Aprendí muy pronto que una buena adaptación debe crear su propia manera de andar, su propia respiración, y que vale la pena arriesgarse a crear algo distinto al punto de partida, porque si el escritor hizo bien su trabajo, la novela ya existe y nada la va a alterar: son los cineastas quienes ahora tienen que aceptar el desafío y atrapar el aroma de la historia original.
Aprendí también que tanto el guión como la la novela tienen su propio lenguaje y su propia manera de describir. Mientras que el cine nos ofrece una imagen en detalle, la novela nos invita a crear nosotros mismos cada personaje, cada escenario; ambos siguen viviendo en la mente del lector en cuanto concluye la historia. Un buen guión es la receta que describe con claridad todos los ingredientes necesarios para que ocurra la magia al menos tres veces: cuando se reúnen los actores, cuando se edita lo filmado y cuando el espectador ve la película que resulta, mientras que una buena novela es una especie de hechizo que provoca muchos tipos de magia mientras la leemos.
Pero en lo que se refiere al cine, siempre hay otro escritor muy importante, que es el Azar. Cuando pensábamos que el guión había superado todas las dificultades, Mario rompió con uno de los productores por diferencias artísticas. El dinero se redujo a la mitad y Mario me llamó para preguntar cómo podríamos quitarle media hora al guión tan trabajado, porque no había presupuesto para producirlo en su totalidad. Porque yo vivía cambios familiares y laborales, entonces no pude involucrarme de lleno en esa última etapa, así que me limité a sugerir: “Quedémonos con la historia esencial, la que ocurre en los años setenta”. Mario llegó a la misma conclusión y escribió un final distinto al de la novela, pero coherente con el perfil de los personajes y la historia: estoy seguro que agradará a los lectores de mi libro.
Más tarde, cuando me invitaron a ver una de las primeras copias, aun sin los efectos especiales ni el sonido definitivo (lo cual ya se está volviendo una tradición), el resultado me pareció fascinante.

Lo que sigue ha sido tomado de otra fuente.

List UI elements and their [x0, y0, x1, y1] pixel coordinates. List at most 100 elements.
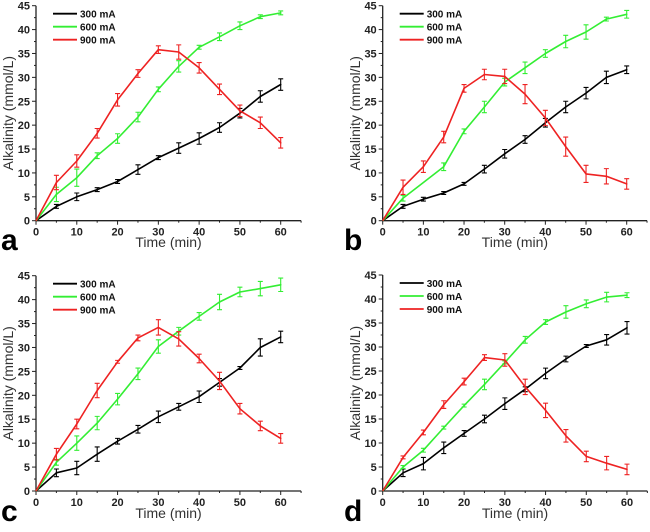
y-axis-label: Alkalinity (mmol/L)	[347, 326, 363, 440]
data-point	[585, 173, 587, 175]
y-tick-label: 45	[364, 270, 376, 282]
legend-label: 300 mA	[80, 280, 116, 291]
data-point	[585, 455, 588, 458]
data-point	[524, 67, 526, 69]
data-point	[463, 183, 465, 185]
series-900-ma	[35, 319, 284, 492]
x-tick-label: 20	[111, 497, 123, 509]
data-point	[116, 137, 119, 140]
y-tick-label: 30	[18, 72, 30, 84]
y-tick-label: 0	[371, 216, 377, 228]
data-point	[157, 345, 160, 348]
data-point	[605, 462, 608, 464]
data-point	[137, 168, 139, 171]
x-axis-label: Time (min)	[135, 505, 201, 521]
series-line	[35, 284, 281, 492]
data-point	[279, 336, 282, 338]
y-tick-label: 15	[18, 414, 30, 426]
data-point	[55, 472, 58, 474]
y-tick-label: 15	[18, 144, 30, 156]
data-point	[483, 168, 486, 170]
y-tick-label: 20	[364, 390, 376, 402]
x-tick-label: 60	[275, 227, 287, 239]
data-point	[605, 175, 608, 178]
y-tick-label: 0	[24, 216, 30, 228]
x-tick-label: 50	[580, 227, 592, 239]
data-point	[442, 192, 445, 194]
data-point	[483, 356, 486, 359]
y-tick-label: 30	[364, 342, 376, 354]
data-point	[279, 12, 282, 14]
data-point	[198, 137, 200, 140]
x-axis-label: Time (min)	[482, 505, 548, 521]
chart-panel-d: 0 5 10 15 20 25 30 35 40 45 0 10 20 30 40 50 60 Time (min…	[344, 270, 648, 528]
data-point	[625, 13, 628, 16]
y-tick-label: 0	[24, 486, 30, 498]
data-point	[177, 405, 180, 408]
series-line	[382, 73, 627, 222]
y-tick-label: 45	[18, 1, 30, 13]
data-point	[116, 440, 119, 443]
data-point	[218, 126, 221, 129]
y-axis-label: Alkalinity (mmol/L)	[347, 56, 363, 170]
y-tick-label: 5	[371, 462, 377, 474]
data-point	[116, 99, 119, 101]
legend-label: 300 mA	[427, 10, 463, 21]
data-point	[564, 40, 567, 43]
data-point	[137, 337, 139, 339]
data-point	[279, 83, 282, 86]
x-tick-label: 60	[275, 497, 287, 509]
panel-label: d	[344, 495, 362, 527]
data-point	[564, 145, 567, 148]
series-line	[35, 12, 281, 222]
data-point	[218, 35, 221, 38]
chart-panel-a: 0 5 10 15 20 25 30 35 40 45 0 10 20 30 40 50 60 Time (min…	[0, 1, 302, 257]
y-tick-label: 35	[364, 318, 376, 330]
data-point	[503, 153, 506, 155]
data-point	[504, 402, 506, 405]
x-tick-label: 0	[380, 227, 386, 239]
y-tick-label: 15	[364, 414, 376, 426]
data-point	[198, 357, 200, 360]
panel-label: c	[1, 495, 18, 527]
y-tick-label: 5	[24, 192, 30, 204]
legend-label: 600 mA	[427, 292, 463, 303]
data-point	[157, 88, 160, 91]
legend-label: 900 mA	[80, 36, 116, 47]
data-point	[96, 154, 98, 157]
series-600-ma	[35, 277, 284, 492]
data-point	[585, 345, 588, 347]
series-900-ma	[382, 353, 630, 492]
x-axis-label: Time (min)	[482, 234, 548, 250]
data-point	[75, 160, 78, 162]
legend-label: 300 mA	[427, 279, 463, 290]
y-tick-label: 10	[364, 438, 376, 450]
y-tick-label: 40	[364, 294, 376, 306]
data-point	[137, 72, 139, 75]
data-point	[422, 462, 425, 465]
panel-label: a	[1, 224, 18, 257]
data-point	[198, 395, 200, 398]
data-point	[524, 339, 527, 341]
series-300-ma	[382, 65, 630, 222]
data-point	[564, 106, 567, 108]
x-tick-label: 20	[458, 227, 470, 239]
data-point	[55, 193, 58, 196]
legend-label: 300 mA	[80, 10, 116, 21]
series-300-ma	[35, 330, 284, 492]
y-tick-label: 10	[18, 438, 30, 450]
y-axis-label: Alkalinity (mmol/L)	[0, 326, 16, 440]
data-point	[402, 197, 404, 200]
data-point	[198, 315, 200, 318]
data-point	[565, 435, 567, 437]
y-tick-label: 40	[18, 295, 30, 307]
data-point	[626, 327, 628, 329]
x-tick-label: 40	[193, 497, 205, 509]
data-point	[157, 156, 160, 159]
x-tick-label: 10	[71, 497, 83, 509]
data-point	[402, 186, 404, 189]
data-point	[626, 468, 628, 471]
data-point	[422, 449, 425, 452]
data-point	[463, 380, 465, 383]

Todos los actores deslumbran: Sofía Espinosa funciona como un huracán dentro de esta historia, pero el trabajo que hicieron Leonardo Ortizgris, Krystian Ferrer, Carlos Aragón y Enrique Arreola para dar vida a Rangel, el Macetón, el Travolta y Romero dejará boquiabierto a cualquiera, e incluso los actores que sólo aparecen en unas cuantas escenas decisivas nos hacen sentir que el mundo gira en torno a ellos cada vez que los vemos: la gran Tiaré Scanda, los impresionantes Waldo Facco y Mauricio Isaac.
La recreación de los años setenta en el Golfo de México es espectacular: con su precisión a toda prueba, el vestuario, los vehículos y el mobiliario reviven uno de los momentos más oscuros en la historia de nuestro país. Si el cine es un sueño al que asistimos con los ojos abiertos, Mario Muñoz consiguió una historia deslumbrante, llena de color y magia, que nos lleva a un universo paralelo desde el primer minuto. Se pregunta cómo es la justicia en los confines del mundo civilizado, qué debe hacer un policía que vive en la selva y está obligado a investigar a un depredador que ataca a las personas más indefensas de su ciudad; y por supuesto, qué tan fiable es la justicia en nuestro país. El resultado es exquisito. Si quieren recordar lo que es el gran arte, vayan a ver esta película, que se parece a un sueño impredecible, por momentos divertido pero siempre perturbador, como lo es la pregunta por la justicia actual.
Escribir este guión a cuatro manos me permitió llegar a otra conclusión: el límite entre la literatura y el cine está tan lejos o tan cerca como uno lo desee. En otras palabras, cada cineasta debe decidir cómo se comportará frente al arte. Hay quien lo deja fuera de la ecuación y hay quien lo pone en el centro en cada momento para que lo inunde todo, de modo que sea como esas olas que llegan a la costa y reviven a la arena. Espero que los lectores de Los minutos negros y los espectadores de Bajo la sal disfruten de esta película tanto como quienes trabajamos en ella con todo el corazón.